St. Paul, Minn. (December 2, 1998) — Poinsettias, Christmas blooming masterpieces, are commonly found in North American homes during the holiday season. But did you know that poinsettias are tropical plants that originated in Central America and tropical Mexico? They grow as unbranched trees as high as 10 feet tall. Beloved by the Aztecs of Mexico as a symbol of purity; Joel Robert Poinsette, first United States Ambassador to Mexico and renowned botanist, introduced them into the United States in 1825.
How was a tropical tree transformed into the beautiful, branched plants we find in today’s florist shops and stores? "Special seedling cultivars were first introduced in 1923," says Ing Ming Lee, USDA plant pathologist and member of the American Phytopathological Society. "Until recently we’ve never known what gave poinsettias their bushy, branched appearance. At first we thought a virus was involved, but the latest laboratory tests confirm the dwarf branching habit of the poinsettia is caused by a type of bacterium called a phytoplasma.
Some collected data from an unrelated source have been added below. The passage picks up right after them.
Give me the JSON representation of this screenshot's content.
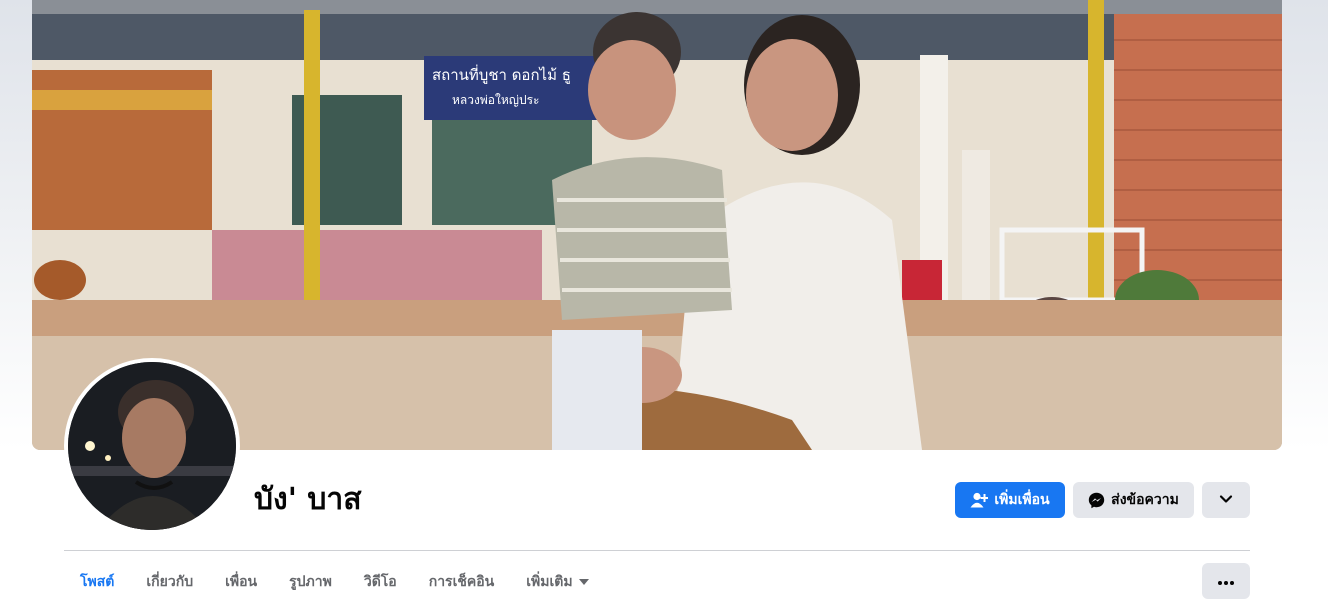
{
  "profile": {
    "name": "บัง' บาส"
  },
  "actions": {
    "add_friend_label": "เพิ่มเพื่อน",
    "message_label": "ส่งข้อความ"
  },
  "cover": {
    "sign_line1": "สถานที่บูชา ดอกไม้ ธู",
    "sign_line2": "หลวงพ่อใหญ่ประ"
  },
  "tabs": [
    {
      "label": "โพสต์",
      "active": true
    },
    {
      "label": "เกี่ยวกับ",
      "active": false
    },
    {
      "label": "เพื่อน",
      "active": false
    },
    {
      "label": "รูปภาพ",
      "active": false
    },
    {
      "label": "วิดีโอ",
      "active": false
    },
    {
      "label": "การเช็คอิน",
      "active": false
    },
    {
      "label": "เพิ่มเติม",
      "active": false
    }
  ],
  "colors": {
    "accent": "#1877f2",
    "secondary_button": "#e4e6eb",
    "text_primary": "#050505",
    "text_secondary": "#65676b"
  },
  "icons": {
    "add_friend": "person-plus-icon",
    "message": "messenger-icon",
    "dropdown": "chevron-down-icon",
    "more_tab": "caret-down-icon",
    "overflow": "more-dots-icon"
  }
}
Although highly unusual, its effects are spectacular in this plant."
Here are some additional poinsettia tips from the plant doctors this holiday season:
- Remember to keep your poinsettias in a sunny place for at least six hours each day, but don’t let them touch cold windows. A chill will cause the poinsettia to drop it’s leaves.
- Keep the soil moist and water when the surface feels dry.
- After blooming is over, fertilizer will help keep the poinsettia healthy and promote new growth throughout the year.
- Contrary to popular belief, poinsettias are not poisonous. The Poisindex Information Service says that even at high doses of ingestion, no toxicity is indicated. However, keeping them away from pets or small children is still a good idea, since they will cause stomach aches if ingested.
Happy holidays from the plant doctors at the American Phytopathological Society. The American Phytopathological Society (APS) is a professional scientific organization dedicated to the study and control of plant disease with 5,000 members worldwide.